Eventually, the discourse sobered up around these things and rediscovered their nuances. Everyone has their own favourites to highlight, but some of mine:

But there was a more general lesson I took from that era, and that was inoculation against hype in software architecture. Before you start applying any architectural principle or strategy, instead of trying to maximise how clean your results are from this new perspective, pay attention to the original goal of making things faster to iterate at the level of quality you need. Check whether you actually predict the things you are doing will achieve that goal, given the theory of change of the principle. You can outperform a lot of people just by going “hold on, this isn’t actually going to help me ship”, applying a principle no further once it no longer makes sense, and avoiding wild overengineering.

From there you can go from noticing that you don’t expect a principle or a strategy to help you right now, to figuring out why. Are you applying it wrong? Was the version you heard simplified incorrectly? Was the principle a great heuristic for someone developing software of a wildly different type and context than yours? Are you applying what would be a perfectly good approach for managing interactions between your whole infra and an external client, to interactions between each pair of your microservices? Was it just never a good idea at all? And in the meantime, you don’t make any messes.

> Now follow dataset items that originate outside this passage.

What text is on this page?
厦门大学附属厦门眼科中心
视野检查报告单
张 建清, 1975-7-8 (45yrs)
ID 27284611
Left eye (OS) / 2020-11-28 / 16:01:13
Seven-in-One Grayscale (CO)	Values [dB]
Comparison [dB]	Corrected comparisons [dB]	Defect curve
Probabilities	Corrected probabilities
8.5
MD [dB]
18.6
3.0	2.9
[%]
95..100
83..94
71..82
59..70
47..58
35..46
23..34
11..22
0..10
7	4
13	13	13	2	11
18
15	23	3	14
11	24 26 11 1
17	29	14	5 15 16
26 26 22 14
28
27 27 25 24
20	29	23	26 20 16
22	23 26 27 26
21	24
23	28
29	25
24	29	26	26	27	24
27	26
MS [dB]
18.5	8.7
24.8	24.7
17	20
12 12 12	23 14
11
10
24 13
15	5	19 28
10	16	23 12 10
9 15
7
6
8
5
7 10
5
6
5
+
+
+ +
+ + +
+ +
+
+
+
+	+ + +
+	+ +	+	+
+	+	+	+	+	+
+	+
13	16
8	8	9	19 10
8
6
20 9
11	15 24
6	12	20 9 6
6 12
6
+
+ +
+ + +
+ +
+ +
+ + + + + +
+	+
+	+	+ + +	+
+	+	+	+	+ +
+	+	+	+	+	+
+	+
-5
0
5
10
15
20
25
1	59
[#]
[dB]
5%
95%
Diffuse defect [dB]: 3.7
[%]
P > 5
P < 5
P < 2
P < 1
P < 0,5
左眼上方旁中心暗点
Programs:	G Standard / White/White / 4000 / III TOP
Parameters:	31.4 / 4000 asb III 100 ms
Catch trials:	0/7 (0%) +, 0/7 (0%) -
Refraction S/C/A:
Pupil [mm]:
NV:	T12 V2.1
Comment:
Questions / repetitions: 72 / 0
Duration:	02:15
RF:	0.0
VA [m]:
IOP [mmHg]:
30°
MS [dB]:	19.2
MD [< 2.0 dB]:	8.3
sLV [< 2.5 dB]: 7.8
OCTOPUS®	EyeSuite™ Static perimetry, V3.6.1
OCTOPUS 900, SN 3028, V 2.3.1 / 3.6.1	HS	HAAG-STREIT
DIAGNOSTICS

Having lived through those hype cycles has meant that this is the frame I approach a lot of current hyped up things with. Microservices? Feature flagging? Event sourcing? HATEOAS? AI? For all those things I ask, concretely, whether my plan for using it is helping me iterate the product faster at the required level of quality. If not, first notice that, and stop. And then start asking what I misunderstood, what critical nuance disappeared on the path to me, whether I’m in a wildly different context to the person who came up with the idea. Testing novel architectural approaches is something that quick experiments or R&D days are great for.

And I try not to be afraid to just sit out the hype cycle for a bit until either I figure out how to do it right, or all the posts about how the idea is overrated start.